Statuette of Maat
Medium:Cast bronze
Geography: Excavated at Saqqara, Egypt
Period: Undetermined Period
Dimensions:6 × 1.1 × 1.8 cm
Object number: 969.137.3
Gallery Location:Galleries of Africa: Egypt
Description
The
goddess Maat is usually shown, as here, in the form of a woman, often
squatting, wearing an ostrich feather in her hair. Maat embodies the concepts
of the orderliness of the universe, of justice, and of truth. It was the king’s most important duty to
uphold truth and justice, and to offer Maat, often in the form of a small
statuette such as this one, to the gods. Tomb biographies often stress that the
deceased was a man who ‘did Maat’ by feeding the hungry, giving clothes to the
naked, assisting the poor and the bereaved and keeping the balance of nature by
not over-hunting or fishing. At the Judgement
of the Dead, each human heart was weighed against the feather of Maat; what
was required was for the heart to balance with the feather as a sign that one has
lived a balanced life, in harmony with society.
Despite
her great importance to Ancient Egypt, Maat had few temples of her own, and little
mythology.
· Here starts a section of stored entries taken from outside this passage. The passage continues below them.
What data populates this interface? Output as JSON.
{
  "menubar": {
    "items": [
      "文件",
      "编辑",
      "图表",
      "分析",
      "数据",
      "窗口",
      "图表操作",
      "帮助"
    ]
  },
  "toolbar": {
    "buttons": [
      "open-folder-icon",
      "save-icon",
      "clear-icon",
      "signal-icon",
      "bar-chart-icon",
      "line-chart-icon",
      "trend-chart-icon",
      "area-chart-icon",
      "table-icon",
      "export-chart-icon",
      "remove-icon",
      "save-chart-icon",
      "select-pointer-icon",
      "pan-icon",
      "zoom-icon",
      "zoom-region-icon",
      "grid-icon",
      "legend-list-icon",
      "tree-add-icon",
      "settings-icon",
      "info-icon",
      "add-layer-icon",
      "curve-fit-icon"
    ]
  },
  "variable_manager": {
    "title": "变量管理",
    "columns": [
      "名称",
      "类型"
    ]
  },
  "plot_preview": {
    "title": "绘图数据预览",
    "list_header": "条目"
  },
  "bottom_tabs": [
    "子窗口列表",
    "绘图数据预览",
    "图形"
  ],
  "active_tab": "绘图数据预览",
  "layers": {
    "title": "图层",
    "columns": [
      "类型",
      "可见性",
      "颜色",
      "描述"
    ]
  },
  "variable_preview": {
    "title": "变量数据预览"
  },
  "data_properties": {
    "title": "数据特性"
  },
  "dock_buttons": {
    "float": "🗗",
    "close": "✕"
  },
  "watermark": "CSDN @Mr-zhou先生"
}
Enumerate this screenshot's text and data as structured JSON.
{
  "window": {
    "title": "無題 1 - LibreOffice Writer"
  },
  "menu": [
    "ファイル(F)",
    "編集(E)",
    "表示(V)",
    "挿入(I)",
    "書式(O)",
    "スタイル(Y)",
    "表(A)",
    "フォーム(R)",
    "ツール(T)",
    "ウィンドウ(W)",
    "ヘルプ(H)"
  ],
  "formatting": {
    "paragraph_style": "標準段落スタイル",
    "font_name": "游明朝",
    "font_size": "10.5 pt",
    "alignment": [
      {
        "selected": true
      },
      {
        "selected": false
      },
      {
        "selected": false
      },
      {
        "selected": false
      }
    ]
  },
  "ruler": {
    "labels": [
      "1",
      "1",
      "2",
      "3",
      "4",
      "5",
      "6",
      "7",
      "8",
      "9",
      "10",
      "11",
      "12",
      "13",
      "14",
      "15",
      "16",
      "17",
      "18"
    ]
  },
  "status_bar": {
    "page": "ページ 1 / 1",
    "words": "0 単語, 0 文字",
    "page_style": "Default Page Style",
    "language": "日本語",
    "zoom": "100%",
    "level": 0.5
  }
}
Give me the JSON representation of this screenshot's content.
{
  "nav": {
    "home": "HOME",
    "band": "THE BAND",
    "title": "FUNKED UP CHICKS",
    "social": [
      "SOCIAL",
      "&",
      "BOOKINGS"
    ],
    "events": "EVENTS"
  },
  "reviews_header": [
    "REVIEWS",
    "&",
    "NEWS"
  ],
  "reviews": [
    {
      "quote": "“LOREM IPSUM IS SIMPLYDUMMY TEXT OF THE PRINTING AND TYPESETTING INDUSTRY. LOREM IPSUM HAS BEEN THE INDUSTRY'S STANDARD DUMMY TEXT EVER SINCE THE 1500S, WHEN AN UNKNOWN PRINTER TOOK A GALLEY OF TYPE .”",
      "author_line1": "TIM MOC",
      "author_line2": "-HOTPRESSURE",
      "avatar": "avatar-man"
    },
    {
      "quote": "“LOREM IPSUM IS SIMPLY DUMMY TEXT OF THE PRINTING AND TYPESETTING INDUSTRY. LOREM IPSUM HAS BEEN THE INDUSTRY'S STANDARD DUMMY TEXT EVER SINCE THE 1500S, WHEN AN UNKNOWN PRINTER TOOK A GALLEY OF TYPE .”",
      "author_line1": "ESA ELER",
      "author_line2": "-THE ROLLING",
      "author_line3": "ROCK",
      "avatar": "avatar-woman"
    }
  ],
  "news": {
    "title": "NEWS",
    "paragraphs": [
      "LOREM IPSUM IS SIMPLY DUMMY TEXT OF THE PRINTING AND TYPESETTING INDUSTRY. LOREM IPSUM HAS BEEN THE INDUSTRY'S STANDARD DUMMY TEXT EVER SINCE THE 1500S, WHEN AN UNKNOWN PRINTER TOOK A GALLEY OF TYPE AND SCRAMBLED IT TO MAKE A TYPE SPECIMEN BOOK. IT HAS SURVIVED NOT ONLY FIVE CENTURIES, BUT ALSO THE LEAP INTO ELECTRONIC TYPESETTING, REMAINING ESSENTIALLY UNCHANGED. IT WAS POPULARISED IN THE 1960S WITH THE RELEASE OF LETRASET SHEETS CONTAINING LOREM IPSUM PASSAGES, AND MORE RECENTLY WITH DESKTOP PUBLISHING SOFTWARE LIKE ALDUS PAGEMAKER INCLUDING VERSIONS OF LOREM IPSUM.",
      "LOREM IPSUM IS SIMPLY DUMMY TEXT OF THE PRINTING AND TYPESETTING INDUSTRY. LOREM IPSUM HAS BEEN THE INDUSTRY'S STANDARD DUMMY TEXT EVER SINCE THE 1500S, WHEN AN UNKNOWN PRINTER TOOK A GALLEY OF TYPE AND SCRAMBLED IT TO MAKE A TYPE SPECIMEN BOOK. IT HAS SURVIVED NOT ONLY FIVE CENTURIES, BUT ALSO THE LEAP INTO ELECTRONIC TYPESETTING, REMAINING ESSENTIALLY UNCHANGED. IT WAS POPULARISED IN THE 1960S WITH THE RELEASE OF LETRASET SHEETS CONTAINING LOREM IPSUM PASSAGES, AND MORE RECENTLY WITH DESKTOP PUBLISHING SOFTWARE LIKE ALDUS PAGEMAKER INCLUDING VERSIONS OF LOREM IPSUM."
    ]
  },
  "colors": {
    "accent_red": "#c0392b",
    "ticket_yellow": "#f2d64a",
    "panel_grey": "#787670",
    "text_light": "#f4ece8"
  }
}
She was sometimes seen as the
first daughter of Atum, the Creator, and as such is present at the very beginning
of Creation. She existed before air or moisture, earth or sky. Sometimes she was considered to be the wife
of the god of writing, Djehuty (Thoth), more often she seems to be alone, the
daughter of Re, sister of the king, but not a wife or mother. Images of Maat
are common in royal tombs, stressing her close association with the king.